Economist Article – The mindfulness business – Western capitalism is looking for inspiration in eastern mysticism
The mindfulness business
Western capitalism is looking for inspiration in eastern mysticism
IN HIS 1905 book, “The Protestant Ethic and the Spirit of Capitalism”, Max Weber credited the Protestant ethic with giving rise to capitalism. Now it sometimes seems as if it is the Buddhist ethic that is keeping capitalism going. The Protestants stressed rational calculation and self-restraint. The Buddhists stress the importance of “mindfulness”—taking time out from the hurly-burly of daily activities to relax and meditate. In today’s corporate world you are more likely to hear about mindfulness than self-restraint.
Google offers an internal course called “search inside yourself” that has proved so popular that the company has created entry-level versions such as “neural self-hacking” and “managing your energy”. The search giant has also built a labyrinth for walking meditation. EBay has meditation rooms equipped with pillows and flowers. Twitter and Facebook are doing all they can to stay ahead in the mindfulness race. Evan Williams, one of Twitter’s founders, has introduced regular meditation sessions in his new venture, the Obvious Corporation, a start-up incubator and investment vehicle.
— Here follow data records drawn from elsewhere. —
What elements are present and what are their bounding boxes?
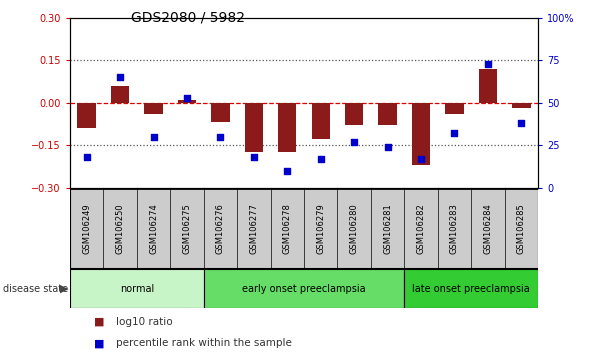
- Text: GSM106279: GSM106279: [316, 203, 325, 254]
- Text: ■: ■: [94, 317, 105, 327]
- Text: ■: ■: [94, 338, 105, 348]
- Text: GSM106250: GSM106250: [116, 203, 125, 254]
- Point: [349, 139, 359, 144]
- Bar: [311, 103, 330, 139]
- Text: log10 ratio: log10 ratio: [116, 317, 172, 327]
- Bar: [244, 103, 263, 152]
- Bar: [77, 103, 96, 128]
- Bar: [211, 103, 230, 122]
- Text: disease state: disease state: [3, 284, 68, 293]
- Point: [282, 168, 292, 173]
- Point: [383, 144, 393, 150]
- Bar: [111, 86, 130, 103]
- Point: [316, 156, 326, 161]
- Point: [148, 134, 158, 139]
- Text: early onset preeclampsia: early onset preeclampsia: [242, 284, 366, 293]
- Bar: [478, 69, 497, 103]
- Text: normal: normal: [120, 284, 154, 293]
- Bar: [412, 103, 430, 165]
- Text: GSM106285: GSM106285: [517, 203, 526, 254]
- Text: GSM106249: GSM106249: [82, 203, 91, 254]
- Text: GSM106280: GSM106280: [350, 203, 359, 254]
- Point: [249, 154, 259, 160]
- Point: [115, 74, 125, 80]
- Bar: [378, 103, 397, 125]
- Text: GSM106283: GSM106283: [450, 203, 459, 254]
- Bar: [70, 269, 204, 308]
- Point: [215, 134, 225, 139]
- Text: GSM106282: GSM106282: [416, 203, 426, 254]
- Text: GSM106274: GSM106274: [149, 203, 158, 254]
- Point: [483, 61, 493, 67]
- Bar: [404, 269, 538, 308]
- Text: GSM106278: GSM106278: [283, 203, 292, 254]
- Text: GSM106277: GSM106277: [249, 203, 258, 254]
- Text: GSM106275: GSM106275: [182, 203, 192, 254]
- Bar: [278, 103, 297, 152]
- Point: [517, 120, 527, 126]
- Text: percentile rank within the sample: percentile rank within the sample: [116, 338, 291, 348]
- Text: GSM106284: GSM106284: [483, 203, 492, 254]
- Bar: [178, 100, 196, 103]
- Point: [81, 154, 91, 160]
- Bar: [144, 103, 163, 114]
- Bar: [204, 269, 404, 308]
- Text: ▶: ▶: [60, 284, 68, 293]
- Bar: [445, 103, 464, 114]
- Point: [416, 156, 426, 161]
- Point: [182, 95, 192, 101]
- Text: GSM106281: GSM106281: [383, 203, 392, 254]
- Text: GSM106276: GSM106276: [216, 203, 225, 254]
- Text: late onset preeclampsia: late onset preeclampsia: [412, 284, 530, 293]
- Bar: [512, 103, 531, 108]
- Bar: [345, 103, 364, 125]
- Point: [449, 130, 460, 136]
- Text: GDS2080 / 5982: GDS2080 / 5982: [131, 11, 244, 25]
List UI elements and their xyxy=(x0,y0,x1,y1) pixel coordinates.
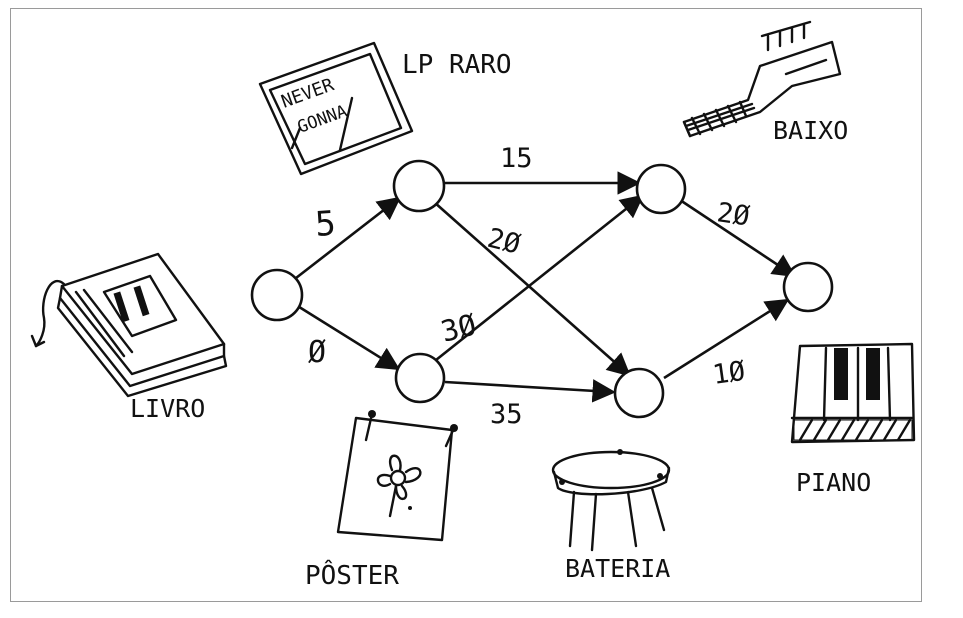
label-lp-raro: LP RARO xyxy=(402,50,512,80)
node-baixo xyxy=(635,163,687,215)
item-labels: LP RARO BAIXO LIVRO PIANO PÔSTER BATERIA xyxy=(130,50,871,591)
piano-illustration xyxy=(790,342,916,444)
weight-bateria-piano: 1Ø xyxy=(711,356,748,391)
weight-livro-lp: 5 xyxy=(314,204,337,245)
node-livro xyxy=(250,268,304,322)
weight-lp-bateria: 2Ø xyxy=(484,223,523,261)
node-poster xyxy=(394,352,446,404)
node-bateria xyxy=(613,367,665,419)
edge-poster-bateria xyxy=(444,379,616,403)
edge-poster-baixo xyxy=(435,194,645,362)
book-illustration xyxy=(30,252,228,398)
edge-weights: 5 Ø 15 2Ø 3Ø 35 2Ø 1Ø xyxy=(308,143,752,430)
label-piano: PIANO xyxy=(796,468,871,497)
poster-illustration xyxy=(336,410,458,542)
label-poster: PÔSTER xyxy=(305,559,399,591)
drum-illustration xyxy=(551,449,671,552)
label-baixo: BAIXO xyxy=(773,116,848,145)
node-lp xyxy=(392,159,446,213)
edges xyxy=(295,171,797,403)
edge-livro-poster xyxy=(295,303,401,371)
weight-baixo-piano: 2Ø xyxy=(715,197,752,232)
lp-record-illustration: NEVER GONNA xyxy=(258,41,414,176)
bass-guitar-illustration xyxy=(682,20,842,138)
edge-bateria-piano xyxy=(663,298,790,380)
weight-poster-bateria: 35 xyxy=(490,399,523,430)
edge-lp-bateria xyxy=(433,201,631,377)
record-text-line2: GONNA xyxy=(295,101,350,137)
weight-lp-baixo: 15 xyxy=(500,143,533,174)
nodes xyxy=(250,159,834,419)
edge-livro-lp xyxy=(295,196,402,280)
weight-livro-poster: Ø xyxy=(308,335,326,370)
node-piano xyxy=(782,261,834,313)
weight-poster-baixo: 3Ø xyxy=(437,307,479,348)
edge-baixo-piano xyxy=(679,198,797,278)
label-livro: LIVRO xyxy=(130,394,205,423)
label-bateria: BATERIA xyxy=(565,554,670,583)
The fashion is not confined to Silicon Valley: the mindfulness movement can be found in every corner of the corporate world. Rupert Murdoch has a well-developed bullshit detector. But earlier this year he tweeted about his interest in transcendental meditation (which he said “everyone recommends”). Ray Dalio of Bridgewater Associates and Bill Gross of PIMCO are two of the biggest names in the money-management business, and both are regular meditators. Mr Dalio says it has had more impact on his success than anything else.